Click here to watch MIND'S EYE
Who doesn't want to see a movie for free? Just click the link above to watch the psychological thriller MIND'S EYE. Writer/Director Mark Atkins was kind enough to contact me to review his film and let others know about it. The fact that I am posting about it should let you know it is a good film and worth a watch.
The story is about a young man named David who has been recently released from prison and is trying to get his life back on track. His father shows up and tells David he is dying of cancer. David almost beats his father up right then and there. We learn that David's father left his mother and him when he was only twelve. Full of hatred and conflicting emotions David lets his father speak giving him no words of sympathy. Soon after David receives word that his father has died and he wants his ashes spread in his home town. David reluctantly obliges and soon after driving to his father's hometown meets a mysterious woman at a bar whom he has a one night stand with. After waking the next day David discovers that the woman is gone along with his father's ashes. So now he has to go and investigate who the woman was and why she took the ashes.
MIND'S EYE is a strange film indeed. It mixes elements of a crime noir film with strong visuals of a psychological horror movie. As David dives deeper into his investigation these men in black appear and chase him around a bit. You kind of get the idea that maybe David isn't as mentally stable as he thinks he is. After all the movie does open with our hero standing over some poor bastard that David just beat the crapola out of with this 'I'm a freakin psycho' look on his face accompanied by heavy breathing. This is one of those 'is it happening or is it happening in his head' kind of movies.
When watching low budget films it can be hard to get emotionally invested into the story and characters especially when they look like something that some friends got together to shoot in their backyard after stealing their dad's VHS camcorder. MIND'S EYE is not one of those movies. You would think just by the visuals that this was a medium budget film done by professional movie makers in a big studio. There is a terrific shot of David standing on the shore pouring the ashes of his dead mother. It was an incredible shot with tons of detail and movement with the waves of the water rising and disappearing on the shore. I can't really describe it right. As a director Mark Atkins knows where to put the camera and captures some really beautiful visuals throughout MIND"S EYE as well as some more bloody and unpleasant moments as well. It is a nice mix.
What I liked most about MIND'S EYE was that I never knew in what direction the story was going or what kind of movie I was actually watching. It was very unpredictable which is a hard thing to do to nowadays. At one point I thought maybe aliens were involved since there were the guys running around in black suits. The ending was also a nice change of pace from what I am accustomed to in movies like these. Great job.
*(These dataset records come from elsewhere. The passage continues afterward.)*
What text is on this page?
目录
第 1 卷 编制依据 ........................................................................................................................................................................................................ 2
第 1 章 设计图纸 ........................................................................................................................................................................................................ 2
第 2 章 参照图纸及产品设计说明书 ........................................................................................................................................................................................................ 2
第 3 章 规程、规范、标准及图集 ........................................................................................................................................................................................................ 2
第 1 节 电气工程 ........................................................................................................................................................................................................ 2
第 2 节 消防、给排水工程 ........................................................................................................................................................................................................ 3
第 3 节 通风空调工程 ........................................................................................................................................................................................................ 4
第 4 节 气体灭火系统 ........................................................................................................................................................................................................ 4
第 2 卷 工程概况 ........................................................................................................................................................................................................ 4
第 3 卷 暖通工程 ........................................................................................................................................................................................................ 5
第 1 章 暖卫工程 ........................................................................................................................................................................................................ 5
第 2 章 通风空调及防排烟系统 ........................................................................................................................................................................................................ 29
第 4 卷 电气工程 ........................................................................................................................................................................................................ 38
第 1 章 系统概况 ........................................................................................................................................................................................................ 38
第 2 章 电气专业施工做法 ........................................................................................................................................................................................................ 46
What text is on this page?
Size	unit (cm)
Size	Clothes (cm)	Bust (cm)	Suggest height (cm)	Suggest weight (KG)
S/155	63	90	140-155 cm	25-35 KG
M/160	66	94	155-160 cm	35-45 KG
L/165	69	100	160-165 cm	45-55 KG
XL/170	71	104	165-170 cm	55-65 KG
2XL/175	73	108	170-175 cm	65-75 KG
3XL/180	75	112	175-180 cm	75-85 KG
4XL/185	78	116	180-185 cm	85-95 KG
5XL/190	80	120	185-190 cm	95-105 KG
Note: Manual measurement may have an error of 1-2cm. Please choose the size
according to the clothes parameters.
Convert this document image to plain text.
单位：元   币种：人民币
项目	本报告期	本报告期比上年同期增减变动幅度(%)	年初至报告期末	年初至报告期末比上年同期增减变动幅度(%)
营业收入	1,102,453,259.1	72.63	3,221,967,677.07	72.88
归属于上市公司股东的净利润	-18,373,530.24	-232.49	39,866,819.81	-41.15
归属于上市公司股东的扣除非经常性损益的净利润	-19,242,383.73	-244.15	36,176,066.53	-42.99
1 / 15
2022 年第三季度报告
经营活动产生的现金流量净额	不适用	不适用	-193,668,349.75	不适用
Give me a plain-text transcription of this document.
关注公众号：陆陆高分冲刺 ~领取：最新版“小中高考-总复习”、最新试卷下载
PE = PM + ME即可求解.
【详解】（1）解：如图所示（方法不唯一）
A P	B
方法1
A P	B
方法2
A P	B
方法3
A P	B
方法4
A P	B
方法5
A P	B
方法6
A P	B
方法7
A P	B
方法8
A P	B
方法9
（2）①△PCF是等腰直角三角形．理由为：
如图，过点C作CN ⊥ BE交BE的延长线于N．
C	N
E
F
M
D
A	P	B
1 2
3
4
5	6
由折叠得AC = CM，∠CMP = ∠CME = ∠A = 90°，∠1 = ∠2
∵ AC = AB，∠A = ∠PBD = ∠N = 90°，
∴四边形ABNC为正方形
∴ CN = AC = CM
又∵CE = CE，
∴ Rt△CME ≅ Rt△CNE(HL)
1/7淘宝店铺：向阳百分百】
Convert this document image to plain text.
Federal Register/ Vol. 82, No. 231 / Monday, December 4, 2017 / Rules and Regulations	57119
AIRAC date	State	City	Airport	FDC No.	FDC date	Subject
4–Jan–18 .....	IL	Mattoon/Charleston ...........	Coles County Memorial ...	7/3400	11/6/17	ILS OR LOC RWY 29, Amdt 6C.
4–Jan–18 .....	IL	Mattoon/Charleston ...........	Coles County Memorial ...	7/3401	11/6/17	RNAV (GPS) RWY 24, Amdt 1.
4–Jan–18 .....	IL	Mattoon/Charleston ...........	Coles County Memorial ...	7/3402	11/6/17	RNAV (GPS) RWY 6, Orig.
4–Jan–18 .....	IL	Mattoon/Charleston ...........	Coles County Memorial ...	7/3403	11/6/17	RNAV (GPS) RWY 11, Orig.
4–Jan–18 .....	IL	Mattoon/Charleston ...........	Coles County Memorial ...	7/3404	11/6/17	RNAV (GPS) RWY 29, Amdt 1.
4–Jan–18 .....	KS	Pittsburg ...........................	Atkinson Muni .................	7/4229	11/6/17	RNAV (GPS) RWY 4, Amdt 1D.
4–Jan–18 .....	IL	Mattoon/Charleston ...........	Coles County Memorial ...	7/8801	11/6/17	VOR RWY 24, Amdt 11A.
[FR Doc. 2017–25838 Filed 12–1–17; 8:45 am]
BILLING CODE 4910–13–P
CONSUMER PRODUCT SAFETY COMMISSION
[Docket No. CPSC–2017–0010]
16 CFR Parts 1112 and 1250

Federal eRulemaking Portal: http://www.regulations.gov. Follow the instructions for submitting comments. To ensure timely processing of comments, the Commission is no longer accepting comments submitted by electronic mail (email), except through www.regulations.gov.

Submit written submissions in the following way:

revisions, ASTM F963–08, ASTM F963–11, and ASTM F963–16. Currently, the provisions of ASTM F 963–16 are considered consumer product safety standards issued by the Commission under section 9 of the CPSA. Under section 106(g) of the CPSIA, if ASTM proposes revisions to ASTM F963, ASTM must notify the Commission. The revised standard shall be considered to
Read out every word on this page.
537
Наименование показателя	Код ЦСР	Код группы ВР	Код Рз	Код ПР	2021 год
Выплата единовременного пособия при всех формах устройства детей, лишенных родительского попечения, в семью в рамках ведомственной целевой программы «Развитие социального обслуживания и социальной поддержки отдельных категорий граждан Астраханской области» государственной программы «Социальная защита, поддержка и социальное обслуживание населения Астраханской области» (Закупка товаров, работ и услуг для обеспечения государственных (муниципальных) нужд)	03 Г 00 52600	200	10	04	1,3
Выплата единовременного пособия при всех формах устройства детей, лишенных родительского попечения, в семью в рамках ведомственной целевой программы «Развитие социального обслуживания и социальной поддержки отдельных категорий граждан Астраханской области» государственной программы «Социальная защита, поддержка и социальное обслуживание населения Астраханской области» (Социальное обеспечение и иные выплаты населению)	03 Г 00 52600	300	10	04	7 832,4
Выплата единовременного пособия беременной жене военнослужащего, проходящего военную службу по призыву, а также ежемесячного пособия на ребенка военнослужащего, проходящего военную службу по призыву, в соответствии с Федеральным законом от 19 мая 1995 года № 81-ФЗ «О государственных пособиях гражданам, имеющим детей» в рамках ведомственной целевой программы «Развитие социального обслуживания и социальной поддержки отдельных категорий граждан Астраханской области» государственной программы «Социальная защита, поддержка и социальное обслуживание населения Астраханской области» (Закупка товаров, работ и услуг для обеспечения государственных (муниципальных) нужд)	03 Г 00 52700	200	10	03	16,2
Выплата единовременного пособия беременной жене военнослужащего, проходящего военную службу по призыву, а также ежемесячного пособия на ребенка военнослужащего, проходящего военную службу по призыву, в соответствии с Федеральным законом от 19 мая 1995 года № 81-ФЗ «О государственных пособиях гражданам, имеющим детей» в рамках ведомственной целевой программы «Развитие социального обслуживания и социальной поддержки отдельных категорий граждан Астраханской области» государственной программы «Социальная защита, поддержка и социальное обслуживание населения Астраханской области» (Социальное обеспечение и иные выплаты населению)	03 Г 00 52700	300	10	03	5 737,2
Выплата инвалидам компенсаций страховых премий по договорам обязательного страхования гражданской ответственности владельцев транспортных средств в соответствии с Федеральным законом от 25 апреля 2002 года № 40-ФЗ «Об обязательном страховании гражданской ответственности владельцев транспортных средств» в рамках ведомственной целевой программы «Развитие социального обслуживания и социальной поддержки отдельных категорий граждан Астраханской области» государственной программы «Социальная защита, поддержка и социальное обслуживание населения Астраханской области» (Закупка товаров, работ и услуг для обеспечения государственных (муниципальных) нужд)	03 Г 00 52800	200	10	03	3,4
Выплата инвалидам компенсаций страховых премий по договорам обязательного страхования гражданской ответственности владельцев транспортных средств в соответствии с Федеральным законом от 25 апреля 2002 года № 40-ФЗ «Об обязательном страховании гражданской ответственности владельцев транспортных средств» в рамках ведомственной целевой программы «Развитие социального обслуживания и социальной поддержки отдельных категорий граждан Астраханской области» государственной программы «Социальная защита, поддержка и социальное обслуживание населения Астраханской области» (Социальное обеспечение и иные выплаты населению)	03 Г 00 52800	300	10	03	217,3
Another highlight to the film is Alastair Gamble as David. What a great performance portraying a man who can be wildly intense and violent to highly sympathetic and even a tough guy badass. Alastair Gamble has a strong look to him that could be hero or villain that plays well into a story like this. At one point he beats down two guys and you think that this guy could be an action star. I am being serious. Acting from the supporting cast is strong throughout which is extremely important. It only takes one bad performance to take an audience out a movie especially with lower budgeted films that struggle to maintain their interest.
Obviously MIND'S EYE is a labor of love. It is a creative film that doesn't let the lack of money impede on the visual quality of the film. My only complaint is that I feel that there should have been more music in some of the more intense moments of the film. Other than that MIND'S EYE is a real treat for those who are into movies or looking to get into film making and seeing what can be done with very little money. Writer/Director Mark Atkins shows us that it's not money that makes a movie great but the talent behind and in front of the cameras. I wonder what Mark Atkins will do next.